Liturgical Arcana: Wedding Tract during Lent in OF
  • Richard R.
    Posts: 776
    I notice in the Graduale Romanum (1979), under the list of Propers for the wedding Mass (Missa rituale pro sponsis, p. 646), no option is given for a Tract. Is it assumed that weddings will not be celebrated during Lent? Or is there a rubric that indicates the Tract be taken from the closest Sunday? Or is it dropped altogether? My quick research suggests some confusion about weddings proscribed during Lent, which may be local custom, but which is not canonical per se. Has anyone experienced OF Latin Nuptial Mass during Lent?

    Another curiosity in the modern Graduale: For the funeral Mass (Missa pro defunctis, p. 671), the (modern made-up) Alleluia has four options. Three are borrowed from other Masses, but the printed fourth option sets (yet again) the Requiem aeterna text, using the standard Mode VIII Alleluia (First Sunday of Advent, Christmas Mass at Night, etc.). As it turns out, this is the very same Alleluia used for the Nuptial Mass. Would you say this is coincidence, expedience, or a subtle commentary on the realities of married life?
  • CCoozeCCooze
    Posts: 1,259
    Well, the 1903 LU had some other settings available, which is interesting.

    I keep waiting for a chance to use these, as opposed to the well-known settings.
    Old Nuptial chants (1903).pdf
    326K
    Thanked by 2tomjaw CHGiffen
  • tomjaw
    Posts: 2,789
    @CCooze As a Votive Mass to celebrate a wedding anniversary?
  • CCoozeCCooze
    Posts: 1,259
    That might be nice.
    Also, though, if people can sing the proper texts to psalm tones, choral graduals, polyphony, etc., then why couldn't they also sing those texts to these settings in other modes? They must have been used, as set above, at some point.
  • rich_enough
    Posts: 1,050
    @CCooze - Looks like the chants you posted are the same as the common settings with the exception of the introit and communion. The Introit is a "contrafactum" of the introit "Statuit" (common of confessor popes); the communion is reminiscent of the communion for Palm Sunday, "Pater." I have heard that the votive mass for marriage is "neo-Gregorian" (except the offertory, which is borrowed from the 23rd Sunday after Pentecost), so this isn't too surprising.

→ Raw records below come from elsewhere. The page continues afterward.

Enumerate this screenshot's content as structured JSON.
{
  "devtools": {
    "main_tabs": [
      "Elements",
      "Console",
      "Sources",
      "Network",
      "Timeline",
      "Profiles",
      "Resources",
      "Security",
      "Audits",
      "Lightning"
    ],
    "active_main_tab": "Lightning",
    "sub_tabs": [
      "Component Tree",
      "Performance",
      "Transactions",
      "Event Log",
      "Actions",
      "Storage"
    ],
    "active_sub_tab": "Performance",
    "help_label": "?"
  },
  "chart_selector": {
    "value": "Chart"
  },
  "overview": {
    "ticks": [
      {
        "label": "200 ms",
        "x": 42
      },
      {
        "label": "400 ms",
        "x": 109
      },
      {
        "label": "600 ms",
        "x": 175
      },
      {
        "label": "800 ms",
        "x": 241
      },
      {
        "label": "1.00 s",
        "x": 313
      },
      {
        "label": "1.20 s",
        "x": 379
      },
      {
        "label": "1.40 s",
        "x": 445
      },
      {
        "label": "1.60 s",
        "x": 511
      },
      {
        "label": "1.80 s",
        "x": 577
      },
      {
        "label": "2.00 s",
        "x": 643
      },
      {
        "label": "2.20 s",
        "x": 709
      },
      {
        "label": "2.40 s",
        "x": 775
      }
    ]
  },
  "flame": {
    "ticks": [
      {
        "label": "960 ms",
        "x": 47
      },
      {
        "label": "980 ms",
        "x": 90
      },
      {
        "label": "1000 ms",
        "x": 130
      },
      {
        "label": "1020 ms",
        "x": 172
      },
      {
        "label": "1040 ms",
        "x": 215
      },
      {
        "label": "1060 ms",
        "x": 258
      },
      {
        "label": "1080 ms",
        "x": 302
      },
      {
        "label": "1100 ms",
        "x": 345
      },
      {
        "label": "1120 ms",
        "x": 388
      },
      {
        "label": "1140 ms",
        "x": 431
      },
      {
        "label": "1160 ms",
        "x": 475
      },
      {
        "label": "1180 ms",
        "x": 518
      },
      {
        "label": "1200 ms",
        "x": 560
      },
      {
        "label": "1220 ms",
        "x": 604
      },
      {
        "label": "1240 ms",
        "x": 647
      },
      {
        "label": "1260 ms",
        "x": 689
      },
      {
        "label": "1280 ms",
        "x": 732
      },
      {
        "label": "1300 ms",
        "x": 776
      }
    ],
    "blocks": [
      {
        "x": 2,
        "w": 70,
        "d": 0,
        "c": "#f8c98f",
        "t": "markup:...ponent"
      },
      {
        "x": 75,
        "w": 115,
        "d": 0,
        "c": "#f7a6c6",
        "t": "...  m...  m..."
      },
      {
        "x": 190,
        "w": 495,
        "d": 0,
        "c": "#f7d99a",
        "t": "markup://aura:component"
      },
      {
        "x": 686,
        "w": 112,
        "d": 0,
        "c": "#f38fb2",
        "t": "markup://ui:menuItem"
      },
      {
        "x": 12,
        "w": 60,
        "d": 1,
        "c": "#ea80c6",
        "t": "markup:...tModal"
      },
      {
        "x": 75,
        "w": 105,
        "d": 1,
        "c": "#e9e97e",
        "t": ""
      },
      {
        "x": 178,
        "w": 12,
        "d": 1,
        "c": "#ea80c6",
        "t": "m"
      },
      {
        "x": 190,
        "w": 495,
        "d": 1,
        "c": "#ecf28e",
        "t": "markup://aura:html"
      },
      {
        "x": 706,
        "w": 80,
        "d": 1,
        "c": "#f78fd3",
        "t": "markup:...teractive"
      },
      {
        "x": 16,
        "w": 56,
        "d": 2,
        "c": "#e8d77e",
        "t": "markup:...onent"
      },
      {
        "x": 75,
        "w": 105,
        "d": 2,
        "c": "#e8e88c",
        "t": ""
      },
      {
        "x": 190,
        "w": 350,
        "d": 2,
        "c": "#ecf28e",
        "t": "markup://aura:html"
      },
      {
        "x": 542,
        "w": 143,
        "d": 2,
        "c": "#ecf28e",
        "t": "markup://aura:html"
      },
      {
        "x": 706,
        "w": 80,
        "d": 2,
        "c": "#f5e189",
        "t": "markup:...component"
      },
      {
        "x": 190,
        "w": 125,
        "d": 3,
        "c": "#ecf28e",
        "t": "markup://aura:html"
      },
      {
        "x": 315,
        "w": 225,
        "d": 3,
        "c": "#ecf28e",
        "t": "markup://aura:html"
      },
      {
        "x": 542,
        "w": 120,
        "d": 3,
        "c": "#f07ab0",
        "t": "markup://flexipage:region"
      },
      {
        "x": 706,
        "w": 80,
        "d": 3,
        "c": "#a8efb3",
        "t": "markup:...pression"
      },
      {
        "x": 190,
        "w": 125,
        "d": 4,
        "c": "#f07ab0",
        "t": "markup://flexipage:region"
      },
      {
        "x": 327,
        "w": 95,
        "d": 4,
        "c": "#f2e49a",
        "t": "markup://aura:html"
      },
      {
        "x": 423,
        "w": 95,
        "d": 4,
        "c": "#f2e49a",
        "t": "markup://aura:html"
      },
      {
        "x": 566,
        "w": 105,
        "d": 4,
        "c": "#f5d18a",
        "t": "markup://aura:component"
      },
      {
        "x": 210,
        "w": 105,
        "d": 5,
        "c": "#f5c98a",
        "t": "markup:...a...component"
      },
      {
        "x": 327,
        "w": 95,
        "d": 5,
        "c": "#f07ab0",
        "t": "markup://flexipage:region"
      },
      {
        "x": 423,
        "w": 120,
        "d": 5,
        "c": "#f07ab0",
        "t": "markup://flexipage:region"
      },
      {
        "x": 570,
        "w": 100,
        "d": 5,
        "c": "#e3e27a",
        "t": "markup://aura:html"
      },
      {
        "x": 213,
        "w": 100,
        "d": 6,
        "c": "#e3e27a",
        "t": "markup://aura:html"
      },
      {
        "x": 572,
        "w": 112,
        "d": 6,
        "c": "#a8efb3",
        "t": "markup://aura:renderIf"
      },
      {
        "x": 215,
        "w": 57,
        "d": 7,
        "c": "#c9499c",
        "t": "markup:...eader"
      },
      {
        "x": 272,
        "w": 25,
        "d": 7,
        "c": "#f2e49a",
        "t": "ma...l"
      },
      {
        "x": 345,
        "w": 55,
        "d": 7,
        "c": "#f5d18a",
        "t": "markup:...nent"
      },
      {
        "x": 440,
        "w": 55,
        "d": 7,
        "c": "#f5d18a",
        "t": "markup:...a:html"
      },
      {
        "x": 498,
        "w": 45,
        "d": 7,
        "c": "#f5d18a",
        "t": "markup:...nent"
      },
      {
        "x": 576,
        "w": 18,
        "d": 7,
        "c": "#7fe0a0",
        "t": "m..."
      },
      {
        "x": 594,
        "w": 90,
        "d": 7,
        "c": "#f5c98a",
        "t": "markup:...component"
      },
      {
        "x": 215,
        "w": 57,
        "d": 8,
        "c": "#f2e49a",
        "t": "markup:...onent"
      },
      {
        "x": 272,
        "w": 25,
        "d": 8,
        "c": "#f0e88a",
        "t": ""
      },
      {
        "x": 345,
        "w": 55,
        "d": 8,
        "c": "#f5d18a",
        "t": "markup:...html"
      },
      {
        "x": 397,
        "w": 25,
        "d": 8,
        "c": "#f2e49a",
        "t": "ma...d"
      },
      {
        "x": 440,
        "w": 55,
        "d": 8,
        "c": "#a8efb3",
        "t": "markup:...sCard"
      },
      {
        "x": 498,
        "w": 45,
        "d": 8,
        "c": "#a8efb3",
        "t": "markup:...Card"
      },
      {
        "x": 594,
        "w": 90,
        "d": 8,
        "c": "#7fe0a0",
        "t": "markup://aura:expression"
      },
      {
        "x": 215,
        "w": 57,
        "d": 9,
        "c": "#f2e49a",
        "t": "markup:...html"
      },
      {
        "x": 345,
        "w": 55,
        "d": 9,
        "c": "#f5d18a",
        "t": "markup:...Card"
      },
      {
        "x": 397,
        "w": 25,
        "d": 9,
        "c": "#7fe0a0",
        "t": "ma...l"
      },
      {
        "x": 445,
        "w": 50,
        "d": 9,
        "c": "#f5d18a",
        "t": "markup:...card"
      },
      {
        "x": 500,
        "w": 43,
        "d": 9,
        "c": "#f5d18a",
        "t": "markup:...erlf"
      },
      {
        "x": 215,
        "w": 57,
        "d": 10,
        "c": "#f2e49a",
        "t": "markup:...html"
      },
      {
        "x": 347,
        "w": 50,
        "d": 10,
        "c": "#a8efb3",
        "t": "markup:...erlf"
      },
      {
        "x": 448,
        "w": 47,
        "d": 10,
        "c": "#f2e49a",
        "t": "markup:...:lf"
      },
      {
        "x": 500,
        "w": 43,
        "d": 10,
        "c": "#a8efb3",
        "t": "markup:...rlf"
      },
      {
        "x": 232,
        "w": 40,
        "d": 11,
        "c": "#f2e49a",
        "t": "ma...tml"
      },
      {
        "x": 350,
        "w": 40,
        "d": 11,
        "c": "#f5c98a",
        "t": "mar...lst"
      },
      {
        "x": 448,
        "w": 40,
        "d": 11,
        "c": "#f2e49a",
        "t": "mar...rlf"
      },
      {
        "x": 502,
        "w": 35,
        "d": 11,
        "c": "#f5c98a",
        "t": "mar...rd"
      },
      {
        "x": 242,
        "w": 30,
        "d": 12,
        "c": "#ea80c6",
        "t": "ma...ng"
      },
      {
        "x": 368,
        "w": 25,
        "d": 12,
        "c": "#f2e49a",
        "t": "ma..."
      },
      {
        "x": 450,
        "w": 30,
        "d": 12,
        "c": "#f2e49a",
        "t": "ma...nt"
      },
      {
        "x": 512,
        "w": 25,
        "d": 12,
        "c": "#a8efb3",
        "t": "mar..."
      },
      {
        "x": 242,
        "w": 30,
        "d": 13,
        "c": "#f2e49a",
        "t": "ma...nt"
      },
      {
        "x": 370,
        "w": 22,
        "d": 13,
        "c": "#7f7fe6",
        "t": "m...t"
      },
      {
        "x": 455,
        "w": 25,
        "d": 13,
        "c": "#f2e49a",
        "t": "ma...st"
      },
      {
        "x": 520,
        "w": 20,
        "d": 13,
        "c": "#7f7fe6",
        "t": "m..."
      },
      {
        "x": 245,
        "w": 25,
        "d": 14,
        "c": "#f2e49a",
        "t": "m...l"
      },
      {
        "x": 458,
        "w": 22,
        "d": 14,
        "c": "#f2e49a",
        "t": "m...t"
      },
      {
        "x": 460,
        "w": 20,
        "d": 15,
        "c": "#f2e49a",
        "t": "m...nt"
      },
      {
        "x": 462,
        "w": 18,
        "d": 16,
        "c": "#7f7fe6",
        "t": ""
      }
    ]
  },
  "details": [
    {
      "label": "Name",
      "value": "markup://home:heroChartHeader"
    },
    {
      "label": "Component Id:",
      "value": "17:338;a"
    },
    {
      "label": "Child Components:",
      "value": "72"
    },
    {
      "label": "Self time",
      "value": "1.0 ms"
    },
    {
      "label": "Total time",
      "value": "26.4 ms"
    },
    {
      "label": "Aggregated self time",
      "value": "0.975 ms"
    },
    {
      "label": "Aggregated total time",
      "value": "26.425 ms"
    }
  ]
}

    Thanked by 1Richard Mix
  • a_f_hawkins
    Posts: 3,478
    The EF Alleluia Mittat vobis, and the Offertory In te speravi, Domine have good pedigree, and appear in GT with neumes, the Gradual Uxor tua is also in the OF edition. One principle of revision was to eliminate neo-Gregorian, except for feasts devised recently, I deduce that the other OF propers were banished for that reason.
    Thanked by 1rich_enough
  • madorganist
    Posts: 906
    My quick research suggests some confusion about weddings proscribed during Lent, which may be local custom, but which is not canonical per se.
    It's probably a holdover from the old rite. De anno et ejus partibus in the front of the old Missal has the following:
    CONCERNING THE CELEBRATION OF MARRIAGES
    Matrimony can be celebrated at any time of the year. Let the solemn blessing of marriages be forbidden only from the first Sunday of Advent to Christmas, inclusive, and from Ash Wednesday to Easter Sunday inclusive. The Ordinaries of places nevertheless can, during the aforementioned times and under sound liturgical laws, permit it as a substitute for ordinary time under just cause, if the spouses are notified to abstain from too much pomp.
    N.B. "ordinary time" here means outside of Advent and Lent, not just the time after Epiphany and Pentecost. Although there may be local restrictions on nuptial solemnity, there appears to be no general prohibition against nuptial Masses during Lent in the new rite. In the old rite, the tract "Ecce sic benedicetur" (which is not in the OF chant books) is used from Septuagesima until Ash Wednesday, and also during Lent when allowed. If there is only one reading before the Gospel, I believe the Gradual alone could be used at an OF Nuptial Mass outside of Eastertide, since the Alleluia or Gospel Acclamation is optional.
    Thanked by 2Richard R. igneus
  • madorganist
    Posts: 906
    PS - I have NOT personally experienced OF Nuptial Mass during Lent because they were not allowed in any diocese I've worked in.